Liberal feminism has its roots
deep in American culture; feminists as far back as Abigail Adams requested
that the
framers of the Constitution "remember
the ladies." Liberal feminists, in asking that the ladies be remembered,
were not
so much offering a critique of
American life and values as they were seeking full access.
Liberal feminism works best to
defend women's rights to be like men, to enter into men's worlds, to work
at men's
jobs for men's pay, to have the
rights and privileges of men. But what of our rights to be women? The liberal
argument, the fairness argument,
the equal rights argument, these all begin to break down when we look at
women
who are, or are becoming, mothers.
Pregnancy is like nothing else, so how can uniqueness be made to fit into
an
equality model?
Liberal feminists, seeking equality
and recognition of women's rationality, but discounting the value of the
woman's
body, claim equality of parenthood
between men and women. It is, after all, only women's bodily experience
that is
different from men's....
"Equal rights" sound good. But
a focus on rights ignores needs. Giving women all the rights of men will
not
accomplish a whole lot for women
facing the demands of pregnancy, birth, and lactation. Because of the focus
on
formal equality, because of the
value of mind over body, and because of the manner in which our technologically-
oriented society seeks efficiency
through the separation of work and home, physical and mental, etc., liberal
thinking
tends to diminish the significance
of the physical parts of motherhood.
As individuals, separation and
compartmentalization form a central theme of liberal society.
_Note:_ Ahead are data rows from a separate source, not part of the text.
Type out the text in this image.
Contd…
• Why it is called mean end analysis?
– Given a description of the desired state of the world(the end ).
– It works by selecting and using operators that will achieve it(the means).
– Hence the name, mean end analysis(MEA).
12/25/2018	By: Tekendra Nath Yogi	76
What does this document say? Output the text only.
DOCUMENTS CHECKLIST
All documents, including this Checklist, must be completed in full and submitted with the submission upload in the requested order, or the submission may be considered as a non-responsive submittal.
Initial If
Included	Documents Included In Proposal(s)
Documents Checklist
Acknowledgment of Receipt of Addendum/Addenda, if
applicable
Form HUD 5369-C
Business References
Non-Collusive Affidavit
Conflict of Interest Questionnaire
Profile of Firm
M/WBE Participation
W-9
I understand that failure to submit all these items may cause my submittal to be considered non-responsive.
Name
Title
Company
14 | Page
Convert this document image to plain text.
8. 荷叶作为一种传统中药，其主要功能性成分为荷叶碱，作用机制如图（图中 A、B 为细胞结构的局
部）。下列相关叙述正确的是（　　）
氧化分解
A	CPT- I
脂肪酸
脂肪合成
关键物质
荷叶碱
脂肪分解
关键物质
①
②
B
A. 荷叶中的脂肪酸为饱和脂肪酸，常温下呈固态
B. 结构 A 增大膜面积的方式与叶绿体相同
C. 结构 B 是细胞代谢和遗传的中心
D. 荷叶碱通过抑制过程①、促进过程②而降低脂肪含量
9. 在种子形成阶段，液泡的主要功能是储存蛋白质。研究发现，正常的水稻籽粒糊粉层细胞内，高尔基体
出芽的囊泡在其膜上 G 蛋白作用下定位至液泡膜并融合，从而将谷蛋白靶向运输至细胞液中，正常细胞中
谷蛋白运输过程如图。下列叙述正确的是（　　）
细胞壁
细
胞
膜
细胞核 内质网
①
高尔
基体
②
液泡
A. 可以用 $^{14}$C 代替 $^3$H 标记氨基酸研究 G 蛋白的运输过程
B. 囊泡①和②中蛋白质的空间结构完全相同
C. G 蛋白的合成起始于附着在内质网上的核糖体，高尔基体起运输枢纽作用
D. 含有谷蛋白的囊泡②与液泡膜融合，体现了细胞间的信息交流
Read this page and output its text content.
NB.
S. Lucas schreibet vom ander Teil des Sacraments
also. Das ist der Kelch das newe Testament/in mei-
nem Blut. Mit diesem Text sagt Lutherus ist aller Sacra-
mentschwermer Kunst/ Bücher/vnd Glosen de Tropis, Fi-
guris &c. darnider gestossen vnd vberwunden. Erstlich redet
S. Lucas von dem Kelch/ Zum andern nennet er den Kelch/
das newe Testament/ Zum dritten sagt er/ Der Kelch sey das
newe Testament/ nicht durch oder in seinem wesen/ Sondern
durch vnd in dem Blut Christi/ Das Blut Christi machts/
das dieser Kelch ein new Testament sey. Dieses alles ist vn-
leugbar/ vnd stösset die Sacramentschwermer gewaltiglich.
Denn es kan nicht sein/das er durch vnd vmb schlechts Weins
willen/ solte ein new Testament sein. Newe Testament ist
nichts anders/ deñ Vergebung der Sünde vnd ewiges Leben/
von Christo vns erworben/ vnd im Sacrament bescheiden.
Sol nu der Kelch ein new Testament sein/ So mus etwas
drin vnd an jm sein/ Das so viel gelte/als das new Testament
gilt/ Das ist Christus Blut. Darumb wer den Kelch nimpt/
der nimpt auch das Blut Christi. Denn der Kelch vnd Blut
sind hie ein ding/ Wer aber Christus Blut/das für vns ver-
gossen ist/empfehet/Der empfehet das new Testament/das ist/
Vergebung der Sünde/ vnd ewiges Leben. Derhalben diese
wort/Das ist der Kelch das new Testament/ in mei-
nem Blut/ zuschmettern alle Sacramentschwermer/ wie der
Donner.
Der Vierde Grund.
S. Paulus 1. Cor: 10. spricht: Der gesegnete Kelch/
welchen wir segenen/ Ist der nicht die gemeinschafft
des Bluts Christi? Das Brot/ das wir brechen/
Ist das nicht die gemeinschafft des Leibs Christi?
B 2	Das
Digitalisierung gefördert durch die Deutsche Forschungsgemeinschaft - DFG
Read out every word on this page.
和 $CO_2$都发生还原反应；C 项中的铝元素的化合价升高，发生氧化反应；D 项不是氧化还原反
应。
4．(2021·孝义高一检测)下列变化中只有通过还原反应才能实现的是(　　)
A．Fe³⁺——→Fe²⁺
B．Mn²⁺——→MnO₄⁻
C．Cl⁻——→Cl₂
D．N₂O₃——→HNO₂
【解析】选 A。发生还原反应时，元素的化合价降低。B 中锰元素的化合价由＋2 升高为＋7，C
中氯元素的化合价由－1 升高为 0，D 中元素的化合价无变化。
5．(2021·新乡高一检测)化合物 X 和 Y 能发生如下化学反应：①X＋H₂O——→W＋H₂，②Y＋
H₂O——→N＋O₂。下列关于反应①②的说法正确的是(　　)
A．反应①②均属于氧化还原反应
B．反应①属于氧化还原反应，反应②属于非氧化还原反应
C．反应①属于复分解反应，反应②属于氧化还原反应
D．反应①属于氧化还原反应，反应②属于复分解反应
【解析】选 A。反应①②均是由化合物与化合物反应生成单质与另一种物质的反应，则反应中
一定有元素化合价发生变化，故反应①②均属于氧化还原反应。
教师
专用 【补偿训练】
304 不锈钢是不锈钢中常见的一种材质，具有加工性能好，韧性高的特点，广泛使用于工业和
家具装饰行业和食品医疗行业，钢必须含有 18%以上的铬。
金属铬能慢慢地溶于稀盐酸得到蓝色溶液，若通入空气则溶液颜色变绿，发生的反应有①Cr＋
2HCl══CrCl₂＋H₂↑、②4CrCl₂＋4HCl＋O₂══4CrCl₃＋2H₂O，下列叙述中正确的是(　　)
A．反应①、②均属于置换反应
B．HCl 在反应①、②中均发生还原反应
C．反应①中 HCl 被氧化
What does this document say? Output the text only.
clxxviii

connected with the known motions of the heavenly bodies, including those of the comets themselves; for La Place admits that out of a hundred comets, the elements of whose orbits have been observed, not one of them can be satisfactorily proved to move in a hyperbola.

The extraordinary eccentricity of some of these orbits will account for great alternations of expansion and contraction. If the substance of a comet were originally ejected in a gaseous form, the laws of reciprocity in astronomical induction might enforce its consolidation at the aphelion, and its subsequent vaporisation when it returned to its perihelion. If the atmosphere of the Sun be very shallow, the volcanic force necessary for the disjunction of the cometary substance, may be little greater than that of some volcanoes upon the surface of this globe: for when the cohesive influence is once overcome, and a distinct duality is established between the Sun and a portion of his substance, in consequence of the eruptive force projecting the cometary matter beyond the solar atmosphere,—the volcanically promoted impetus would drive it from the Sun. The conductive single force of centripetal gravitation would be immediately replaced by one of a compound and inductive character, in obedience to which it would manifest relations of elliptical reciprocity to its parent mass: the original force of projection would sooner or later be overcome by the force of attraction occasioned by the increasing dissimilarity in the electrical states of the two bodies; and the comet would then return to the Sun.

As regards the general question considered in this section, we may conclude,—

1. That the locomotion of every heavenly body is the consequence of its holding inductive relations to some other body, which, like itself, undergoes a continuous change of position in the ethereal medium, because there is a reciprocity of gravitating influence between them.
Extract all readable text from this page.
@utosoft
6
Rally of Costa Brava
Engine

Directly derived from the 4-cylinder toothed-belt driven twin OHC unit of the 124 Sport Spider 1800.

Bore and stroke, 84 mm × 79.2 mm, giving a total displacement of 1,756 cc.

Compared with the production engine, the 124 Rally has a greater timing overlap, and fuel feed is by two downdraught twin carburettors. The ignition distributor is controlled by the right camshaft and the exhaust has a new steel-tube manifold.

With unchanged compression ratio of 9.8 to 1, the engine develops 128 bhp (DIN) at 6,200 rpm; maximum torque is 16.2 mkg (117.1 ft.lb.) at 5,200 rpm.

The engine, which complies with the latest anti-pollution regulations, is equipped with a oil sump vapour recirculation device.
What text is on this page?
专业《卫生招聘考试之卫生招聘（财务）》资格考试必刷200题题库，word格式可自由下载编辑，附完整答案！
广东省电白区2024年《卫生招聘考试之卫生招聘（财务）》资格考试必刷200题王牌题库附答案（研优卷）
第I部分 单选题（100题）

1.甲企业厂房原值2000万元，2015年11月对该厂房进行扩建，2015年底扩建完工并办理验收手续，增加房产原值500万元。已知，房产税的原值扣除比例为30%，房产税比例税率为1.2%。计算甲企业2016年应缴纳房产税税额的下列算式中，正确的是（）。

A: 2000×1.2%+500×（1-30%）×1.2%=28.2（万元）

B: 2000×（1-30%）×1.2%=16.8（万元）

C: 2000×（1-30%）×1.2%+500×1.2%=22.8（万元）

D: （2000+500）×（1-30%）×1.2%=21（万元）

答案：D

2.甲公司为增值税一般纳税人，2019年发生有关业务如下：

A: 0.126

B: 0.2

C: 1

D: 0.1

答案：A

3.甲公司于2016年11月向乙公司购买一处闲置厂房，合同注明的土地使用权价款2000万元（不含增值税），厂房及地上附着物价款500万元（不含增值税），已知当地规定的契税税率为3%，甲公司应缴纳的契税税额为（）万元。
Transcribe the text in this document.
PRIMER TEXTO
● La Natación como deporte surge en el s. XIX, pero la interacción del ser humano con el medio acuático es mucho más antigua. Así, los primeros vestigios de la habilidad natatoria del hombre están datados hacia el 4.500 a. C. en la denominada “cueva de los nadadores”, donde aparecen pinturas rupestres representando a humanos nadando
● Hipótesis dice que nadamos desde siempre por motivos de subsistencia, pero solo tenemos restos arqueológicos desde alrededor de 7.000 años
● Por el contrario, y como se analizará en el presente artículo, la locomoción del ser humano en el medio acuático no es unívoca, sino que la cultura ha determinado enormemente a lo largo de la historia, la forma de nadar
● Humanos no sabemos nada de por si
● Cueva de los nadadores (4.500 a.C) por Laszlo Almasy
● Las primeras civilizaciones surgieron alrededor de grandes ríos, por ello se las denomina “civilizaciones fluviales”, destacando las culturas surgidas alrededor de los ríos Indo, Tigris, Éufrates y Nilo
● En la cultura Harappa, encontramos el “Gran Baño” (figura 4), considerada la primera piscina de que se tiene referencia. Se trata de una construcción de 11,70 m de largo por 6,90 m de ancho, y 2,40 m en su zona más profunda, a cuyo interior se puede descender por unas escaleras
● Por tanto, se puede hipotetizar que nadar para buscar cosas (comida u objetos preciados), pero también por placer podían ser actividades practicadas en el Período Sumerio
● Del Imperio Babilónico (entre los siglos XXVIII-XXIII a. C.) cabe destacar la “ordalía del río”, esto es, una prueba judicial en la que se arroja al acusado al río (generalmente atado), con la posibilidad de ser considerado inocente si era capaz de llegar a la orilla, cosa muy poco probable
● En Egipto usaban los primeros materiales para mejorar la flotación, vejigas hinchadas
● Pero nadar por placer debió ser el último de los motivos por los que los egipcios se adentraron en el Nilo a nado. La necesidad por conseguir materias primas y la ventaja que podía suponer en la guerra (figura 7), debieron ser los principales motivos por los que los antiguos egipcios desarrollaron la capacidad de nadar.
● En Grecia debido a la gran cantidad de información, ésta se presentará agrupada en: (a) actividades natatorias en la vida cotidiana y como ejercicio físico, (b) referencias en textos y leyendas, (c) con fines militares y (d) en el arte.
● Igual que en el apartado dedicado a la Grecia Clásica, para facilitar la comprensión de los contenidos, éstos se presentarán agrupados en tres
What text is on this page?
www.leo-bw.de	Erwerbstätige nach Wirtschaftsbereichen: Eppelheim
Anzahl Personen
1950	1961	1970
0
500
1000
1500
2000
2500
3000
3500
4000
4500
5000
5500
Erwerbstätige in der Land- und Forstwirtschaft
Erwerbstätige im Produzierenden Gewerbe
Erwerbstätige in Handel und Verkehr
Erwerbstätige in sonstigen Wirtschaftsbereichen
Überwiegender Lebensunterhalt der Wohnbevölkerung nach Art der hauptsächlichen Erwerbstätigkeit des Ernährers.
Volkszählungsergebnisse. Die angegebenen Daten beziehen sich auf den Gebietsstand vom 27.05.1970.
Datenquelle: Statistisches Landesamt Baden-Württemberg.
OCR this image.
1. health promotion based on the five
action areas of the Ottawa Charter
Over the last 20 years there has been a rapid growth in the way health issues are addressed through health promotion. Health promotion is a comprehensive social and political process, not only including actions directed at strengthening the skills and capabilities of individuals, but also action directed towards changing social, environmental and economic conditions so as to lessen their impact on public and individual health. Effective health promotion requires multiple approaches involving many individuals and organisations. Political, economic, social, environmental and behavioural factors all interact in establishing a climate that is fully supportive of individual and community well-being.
We "change
hats"; "shift
gears"; we carry our separate
selves around, experiencing not only the compartmentalization between people,
but
within ourselves as well. We have
"work lives" and "home lives." We change clothing in our different roles,
we
change style, we change tone.
Yet against this, we have motherhood,
the physical embodiment of connectedness. We have in every pregnant woman
the living proof that individuals
do not enter the world as autonomous, atomistic, isolated beings, but begin
socially,
begin connected. And we have in
every pregnant woman a walking contradiction of the segmentation of our
lives:
pregnancy does not permit it.
In pregnancy the private self, the sexual, familial self, announces itself
wherever the
woman goes.
Motherhood is the embodied challenge
to a liberal philosophy which serves to articulate the values and themes
of
technological society: order,
predictability, rationality, control, rationalization of life, the systematizing
and control of
things and people as things, the
reduction of all to component parts, and ultimately the vision of everything,
including
ourselves, as resources.
For those people who want to see
women-their bodies, sexuality, Motherhood-treated with respect, liberal
feminism
fails.
THE ATOMIZATION OF LIFE
Though liberal feminism has fallen
short in many respects, the idea that "the personal is political" was an
early insight,
a shining, glorious insight of
the women's movement. These women understood that the celebration of the
individual's
power to create, to overcome,
etc. fell very hard on the people who were structurally placed so as not
to be able to
achieve.
Individualism is a deep-rooted
theme in American society. Yet, because we as a society have conceptualized
everything
in terms of the individual-that
it just takes gumption, strength, initiative-we must continually deal with
the failure of the
individual. We have obscured the
structural barriers to success behind infinite examples of individual failures.
As long as we keep asking how working
mothers can resolve their problems, the terms "working" and "mother" will
remain an inherent contradiction.
The question should be: What is
wrong with the way we have organized family and work so that they don't
fit
together? Certainly, two major
social institutions should match. If they don't, there is a problem. And
if we have
created a notion of "work" in
occupation and profession that precludes women from living full lives,
there is
something wrong with the social
and economic organization of "livelihood."
First and foremost, we must rethink
the nature of the family, and gender relations within the family. At the
absolute
height of the feminine mystique,
for instance-when every mother was supposed to be in her home, in her own
kitchen,
with her own children-breast feeding
in America was at its absolute low point. Regardless of biology, American
women were standing over the stove
sterilizing formula for their babies. So, one could not even claim that
the mother
needed to be at home to breast
feed her baby.
Pregnancy, on the other hand, is
certainly biological. But the issue of pregnancy, and the six-week maternity
leave,
has never really occupied
the center of the family/work
debate. The issue does not revolve around the physical experiences of pregnancy
or birth.
Rather, the issue centers on the
care of children and the organization of family.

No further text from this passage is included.